Rep. Randy Fine, who is sponsoring HB 7, has pushed to end the advertising requirement for a couple of Sessions now. He says the current system is a “subsidy to a dying industry” and claims it would be more efficient to spread the word about law changes or important dates through the internet or direct mail.
The newspaper industry is vociferously opposed — nearly every paper in the state has published an op-ed blasting the plan at some point this Session. Less publicly, their position is being pushed by a team of lobbyists in the Capitol.
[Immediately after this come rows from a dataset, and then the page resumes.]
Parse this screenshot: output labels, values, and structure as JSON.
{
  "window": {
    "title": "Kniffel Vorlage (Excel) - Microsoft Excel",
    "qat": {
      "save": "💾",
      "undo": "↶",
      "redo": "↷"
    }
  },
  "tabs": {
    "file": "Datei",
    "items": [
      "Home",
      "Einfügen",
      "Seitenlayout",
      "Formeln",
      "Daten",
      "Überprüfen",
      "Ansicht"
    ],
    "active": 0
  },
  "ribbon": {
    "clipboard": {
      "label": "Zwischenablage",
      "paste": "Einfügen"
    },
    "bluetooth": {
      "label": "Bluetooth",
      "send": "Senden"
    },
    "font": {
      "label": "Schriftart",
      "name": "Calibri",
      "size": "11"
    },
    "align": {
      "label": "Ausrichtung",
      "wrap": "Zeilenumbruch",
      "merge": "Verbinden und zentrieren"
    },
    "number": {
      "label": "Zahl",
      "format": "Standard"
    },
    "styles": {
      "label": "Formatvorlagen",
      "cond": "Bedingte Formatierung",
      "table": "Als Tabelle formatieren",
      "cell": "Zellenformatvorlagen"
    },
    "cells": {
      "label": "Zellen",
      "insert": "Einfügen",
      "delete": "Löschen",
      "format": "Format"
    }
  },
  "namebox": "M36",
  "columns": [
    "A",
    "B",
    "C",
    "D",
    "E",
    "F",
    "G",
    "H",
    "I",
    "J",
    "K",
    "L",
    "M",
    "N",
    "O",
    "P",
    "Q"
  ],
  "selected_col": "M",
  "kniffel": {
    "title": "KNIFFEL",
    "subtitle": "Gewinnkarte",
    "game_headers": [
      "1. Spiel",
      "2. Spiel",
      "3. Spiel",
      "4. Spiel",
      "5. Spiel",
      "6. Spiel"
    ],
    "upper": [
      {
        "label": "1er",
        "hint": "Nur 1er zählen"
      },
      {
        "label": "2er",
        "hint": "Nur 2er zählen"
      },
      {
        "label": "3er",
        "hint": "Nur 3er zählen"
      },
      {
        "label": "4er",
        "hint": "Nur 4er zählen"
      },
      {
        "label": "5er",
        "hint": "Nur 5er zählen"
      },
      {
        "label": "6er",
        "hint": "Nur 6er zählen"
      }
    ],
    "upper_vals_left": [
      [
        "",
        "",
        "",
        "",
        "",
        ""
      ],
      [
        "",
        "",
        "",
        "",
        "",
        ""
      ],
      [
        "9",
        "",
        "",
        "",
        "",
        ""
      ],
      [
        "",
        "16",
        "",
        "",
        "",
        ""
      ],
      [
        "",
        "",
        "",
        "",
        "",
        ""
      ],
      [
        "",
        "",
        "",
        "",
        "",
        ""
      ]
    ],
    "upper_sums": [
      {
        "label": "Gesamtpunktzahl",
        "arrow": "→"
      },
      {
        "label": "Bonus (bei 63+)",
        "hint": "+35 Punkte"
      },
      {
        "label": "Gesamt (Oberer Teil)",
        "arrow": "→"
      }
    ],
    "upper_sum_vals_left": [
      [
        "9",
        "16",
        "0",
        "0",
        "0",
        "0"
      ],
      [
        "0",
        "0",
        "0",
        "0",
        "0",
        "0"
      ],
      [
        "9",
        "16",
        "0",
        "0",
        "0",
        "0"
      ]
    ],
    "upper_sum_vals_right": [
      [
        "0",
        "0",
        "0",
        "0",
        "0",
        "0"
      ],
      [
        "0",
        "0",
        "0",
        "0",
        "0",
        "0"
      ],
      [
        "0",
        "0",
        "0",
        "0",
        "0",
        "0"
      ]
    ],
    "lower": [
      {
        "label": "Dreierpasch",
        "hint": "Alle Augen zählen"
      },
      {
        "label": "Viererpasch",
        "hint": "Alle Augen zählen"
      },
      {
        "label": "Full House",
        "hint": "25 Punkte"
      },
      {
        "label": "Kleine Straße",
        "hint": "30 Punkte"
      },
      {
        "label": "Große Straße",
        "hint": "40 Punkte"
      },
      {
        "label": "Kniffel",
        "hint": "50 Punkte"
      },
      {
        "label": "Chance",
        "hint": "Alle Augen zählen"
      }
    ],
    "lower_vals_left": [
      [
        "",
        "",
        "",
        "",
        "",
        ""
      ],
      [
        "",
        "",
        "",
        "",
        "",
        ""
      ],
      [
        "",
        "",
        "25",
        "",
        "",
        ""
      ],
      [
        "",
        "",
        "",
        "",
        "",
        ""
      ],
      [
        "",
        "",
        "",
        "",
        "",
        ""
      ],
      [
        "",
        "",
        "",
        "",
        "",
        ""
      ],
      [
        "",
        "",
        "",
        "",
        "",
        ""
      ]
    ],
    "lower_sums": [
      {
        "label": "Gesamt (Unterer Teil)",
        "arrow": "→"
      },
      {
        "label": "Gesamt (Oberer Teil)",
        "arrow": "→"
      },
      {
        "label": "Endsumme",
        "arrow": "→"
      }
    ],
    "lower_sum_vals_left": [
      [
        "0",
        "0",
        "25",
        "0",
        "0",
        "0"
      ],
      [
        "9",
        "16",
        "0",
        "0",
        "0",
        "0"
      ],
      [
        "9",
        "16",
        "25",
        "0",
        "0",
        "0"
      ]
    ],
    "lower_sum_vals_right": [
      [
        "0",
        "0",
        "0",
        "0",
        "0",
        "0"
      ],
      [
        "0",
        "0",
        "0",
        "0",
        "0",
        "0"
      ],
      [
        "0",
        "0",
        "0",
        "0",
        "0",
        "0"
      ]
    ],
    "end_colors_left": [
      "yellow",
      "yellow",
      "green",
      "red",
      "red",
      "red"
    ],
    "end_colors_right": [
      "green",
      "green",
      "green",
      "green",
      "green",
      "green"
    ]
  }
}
Providing the industry a united front is the Florida Press Association, which has its president, Jim Fogler, roaming the halls alongside in-house advocate Samuel Morley. FPA also has Kimberly Case of Holland & Knight on retainer.
Gannett Media Group, which owns USA Today and several local papers in Florida, has its own representation, including Ron Book and Kelly Mallette, as well as Dean Cannon of GrayRobinson.
The First Amendment Foundation is also on the print media’s side. Their lobbying efforts are led by Pamela Marsh, who took over as the FAF’s leader late last year. She’s getting an assist from her predecessor, Barbara Petersen.
There’s a good chance that newspapers will get their way this Session, as companion legislation in the Senate (SB 1340) hasn’t been heard in committee.